Rio feels like one of the South American travelogue films that Disney made in the 1940s with the likes of Saludos Amigos (1942) and The Three Caballeros (1944). South American audiences apparently made up one of the largest world consumers of Disneys animated films and these were portmanteau works that were directly pitched to these audiences. Rio is also about Blue Skys principal director Carlos Saldanha (who was born in Brazil) returning to celebrate his roots, although even here there is the feel of Blue Sky essentially making an animated travelogue and pitching everything around the tourist aspects of Brazil.
Rio has a storyline that Disney managed to wheel out for a number of their animated films that of the pampered pet who is abruptly dragged out of their world of privilege and thrust into the raw and ready environment of the outside world along with a streetwise companion. We saw variation of this in Disney films such as Lady and the Tramp (1955), The Aristo Cats (1970), Oliver & Company (1988) and Bolt (2008), and other works like Flushed Away (2006), even the live-action Beverly Hills Chihuahua (2008), which has a number of nominal similarities to Rio. Not too surprisingly, Rio plays this arc entirely by cliche, except perhaps to reverse the sexual roles and have it the male rather than usually the female that is the pampered pet that is thrown into the wild.
The failing of Blue Skys films is that they are pitched too much to the easy sell elements comedy set-pieces and cute anthropomorphic characters, areas usually aimed at the single digit age group demographic. Rio often seems driven by a series of slapstick set-pieces Blu and Jewel escaping from the cage amid great chaos that accidentally cuts power to all of the city; they diving off a cliff and landing on a hang glider, bouncing between other gliders and careening across a beach; the various motorcycle rides that Linda and Tulio take; the climactic chase through the carnival and race to get aboard the departing plane. These are all generic, although delivered with an undeniable energy.
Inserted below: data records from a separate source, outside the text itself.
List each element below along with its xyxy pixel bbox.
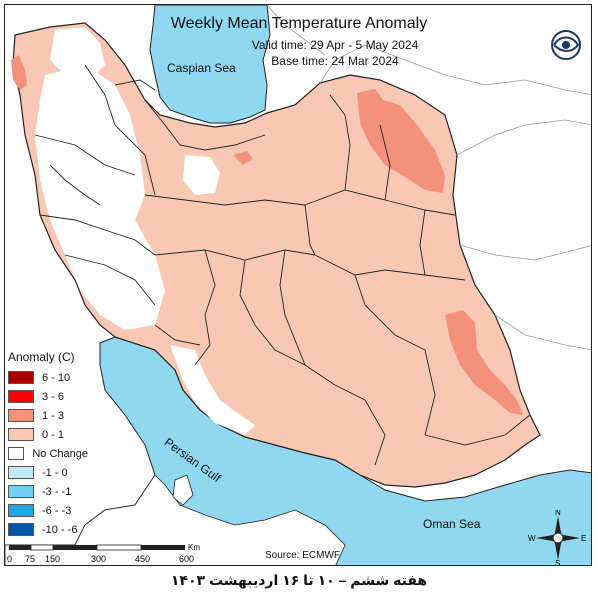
legend-label: -1 - 0 [42, 466, 68, 479]
legend-item: -3 - -1 [8, 482, 88, 501]
legend-swatch [8, 390, 34, 403]
arabian-land [5, 474, 346, 565]
scale-tick-600: 600 [179, 554, 194, 564]
legend-item: -6 - -3 [8, 501, 88, 520]
legend-item: 1 - 3 [8, 406, 88, 425]
persian-week-caption: هفته ششم – ۱۰ تا ۱۶ اردیبهشت ۱۴۰۳ [170, 572, 428, 588]
anomaly-1-3-northeast [357, 89, 445, 193]
map-title: Weekly Mean Temperature Anomaly [170, 15, 428, 32]
anomaly-1-3-north [233, 151, 253, 165]
legend-label: 0 - 1 [42, 428, 65, 441]
legend-item: 6 - 10 [8, 368, 88, 387]
legend-item: No Change [8, 444, 88, 463]
no-change-west-region [35, 65, 165, 330]
legend-label: 1 - 3 [42, 409, 65, 422]
data-source: Source: ECMWF [265, 550, 341, 561]
legend-label: -10 - -6 [42, 523, 78, 536]
scale-tick-300: 300 [91, 554, 106, 564]
organization-logo-icon [551, 30, 581, 60]
legend-swatch [8, 447, 25, 460]
legend-item: 3 - 6 [8, 387, 88, 406]
province-borders [34, 64, 531, 466]
legend-title: Anomaly (C) [8, 350, 75, 364]
scale-unit: Km [188, 543, 200, 552]
compass-south: S [555, 559, 560, 566]
scale-tick-450: 450 [135, 554, 150, 564]
compass-rose-icon: N S E W [528, 510, 586, 566]
no-change-caspian-coast [183, 155, 220, 195]
no-change-south-patch [170, 345, 255, 435]
qatar-peninsula [172, 474, 194, 506]
legend-swatch [8, 466, 34, 479]
scale-tick-150: 150 [45, 554, 60, 564]
legend-label: No Change [32, 447, 88, 460]
legend-swatch [8, 409, 34, 422]
legend-label: 3 - 6 [42, 390, 65, 403]
legend-swatch [8, 371, 34, 384]
legend-swatch [8, 428, 34, 441]
legend-swatch [8, 485, 34, 498]
legend-item: -10 - -6 [8, 520, 88, 539]
scale-tick-75: 75 [25, 554, 35, 564]
legend-item: -1 - 0 [8, 463, 88, 482]
anomaly-1-3-northwest [11, 55, 27, 90]
caspian-sea [149, 5, 271, 124]
oman-sea-label: Oman Sea [423, 517, 481, 531]
scale-bar: 0 75 150 300 450 600 Km [7, 543, 200, 564]
valid-time: Valid time: 29 Apr - 5 May 2024 [251, 38, 419, 52]
map-frame: Weekly Mean Temperature Anomaly Valid ti… [4, 4, 592, 566]
base-time: Base time: 24 Mar 2024 [271, 54, 399, 68]
legend-swatch [8, 504, 34, 517]
compass-east: E [581, 534, 586, 543]
scale-tick-0: 0 [7, 554, 12, 564]
no-change-north-patch [50, 27, 105, 80]
iran-temperature-anomaly-map [5, 5, 591, 565]
legend-label: -6 - -3 [42, 504, 72, 517]
legend-label: -3 - -1 [42, 485, 72, 498]
caspian-sea-label: Caspian Sea [167, 61, 236, 75]
compass-west: W [528, 534, 536, 543]
anomaly-legend: Anomaly (C) 6 - 10 3 - 6 1 - 3 0 - 1 No … [8, 350, 88, 539]
neighbor-borders [266, 5, 591, 351]
legend-swatch [8, 523, 34, 536]
anomaly-1-3-southeast [445, 310, 523, 415]
compass-north: N [555, 510, 561, 517]
legend-label: 6 - 10 [42, 371, 71, 384]
legend-item: 0 - 1 [8, 425, 88, 444]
If nothing else, Carlos Saldanha keeps the film going with a vibrant colour palette and a busy range of incident with things constantly happening in the frame. The loveliest scene, the one that stands out from the otherwise generic slapstick, is the one where Blu and Jewel ride on the front of a streetcar and the other supporting animals play romantic music and even arrange a rain of blossoms for them.
Blue Sky, Carlos Saldanha and most of the same voice cast reunited for Rio 2 (2014).